Saturday, October 20, 2012

One Tomato at a Time

Apparently, a key to homesteading is being home enough to do it. When I returned to work full-time a year and a half ago, I was able to maintain our gardens, chicken coop and home projects largely on weekends and with a bit of attention during the week. Michael, out of work with an injury, was home more than I, and our shift of most roles happened fairly organically. He's been working more these days, and I've had a bumper crop of freelance work lately, which have had a positive effect on all aspects of our lives except our modest homesteading efforts.

There are cucumbers in the garden bigger than my cats; withered tomato plants have collapsed under the weight of their unpicked fruit. Some tomatoes lay disemboweled on the ground nearby, as if having hurled themselves in protest of the shameful neglect. All will likely be lost to a frost tonight, unless I manage to pick it.

Worst of all, we forgot to close up the coop last night, or maybe the last three, and all that's left of Kiki Jones is enough feathers to know she flapped mightily in alarm before making her great escape, or was mightily shaken by whatever abducted her. Do raccoons eat chickens, or just steal their eggs and scare the feathers off of them? I suspect the hen harasser and a recent home invader may be one and the same.

A couple weeks back I woke up to find muddy paw prints on the kitchen floor, walls and counter that were far larger than those possibly created by any animals supposed to be inside our house. Said creature had also torn open a box of -- wait for it -- animal crackers, ripped the limbs from a decorative, desiccated sea star, and shed longish black hairs on the windowsill below the cat door, its obvious point of entry. Since the door had been set to "in only," I had to assume George or Rosemary Cooney had either 1) jimmied the closure or 2) was still in the house.
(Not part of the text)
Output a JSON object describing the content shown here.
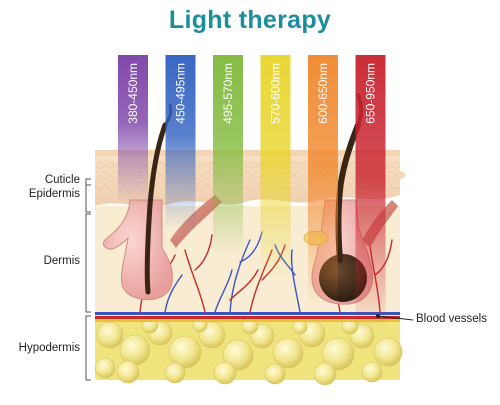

I hadn't heard a racket in the night ... but I've slept through two fires and a hurricane in my life so that might not be an appropriate measure. No one else heard the rampage, either, and we're all in pretty close proximity to the kitchen.

Then a few nights ago I was up late and heard the bell of a cat collar. As we'd already undressed one of the kitties for the night and left her collar on the windowsill for tomorrow's outing, I knew it was feline #2 coming in for the night, and went to the kitchen to lock the door behind her. Instead, a raccoon had poked its head and front arms through the flap, where it was hanging out, shaking the collar with one paw like a tambourine. "HEY!" I yelled. It looked up at me casually, stared at me for a good 10 seconds while it finished its jam session, then slowly retreated, making off with the rhythm instrument.

We moved the cat door the next day to a less accessible window for those creatures not adept at vertical leaping. The kitties firmly believe they are in this category and loudly complain as they hover on the outside stairway that runs by the kitchen window.

Death, neglect, invasion, protestation...all of a tedious, low-grade variety, with comic relief courtesy of the Cooneys. Frankly, everything feels out of whack right now. Michael and I are tag-team parenting and homemaking, we haven't had a date in...I don't know how long. We're still playing catch-up, barely covering our expenses. As a family we share maybe a meal or two together each week, after years committed to converging nightly at the dining room table. The stepkid's grades are down (but at least this has spurred his dad, he and I to check in on Sunday nights about school and schedules for the week ahead). Stellina has to have oral surgery in two weeks. I can't stand the thought of my five-year-old, with her tiny impacted Chiclets, undergoing general anesthesia followed by a good deal of discomfort. But it's doable. We can do all of this.

The day is predicted to be sunny and in the high 60s before tonight's much lower temps. Michael is working all day. If I opt out of attending the stepkid's football game, my daughter and I just might be able to put the gardens to bed, and attend to the hens, and even play on the trampoline quickly filling with fallen oak leaves.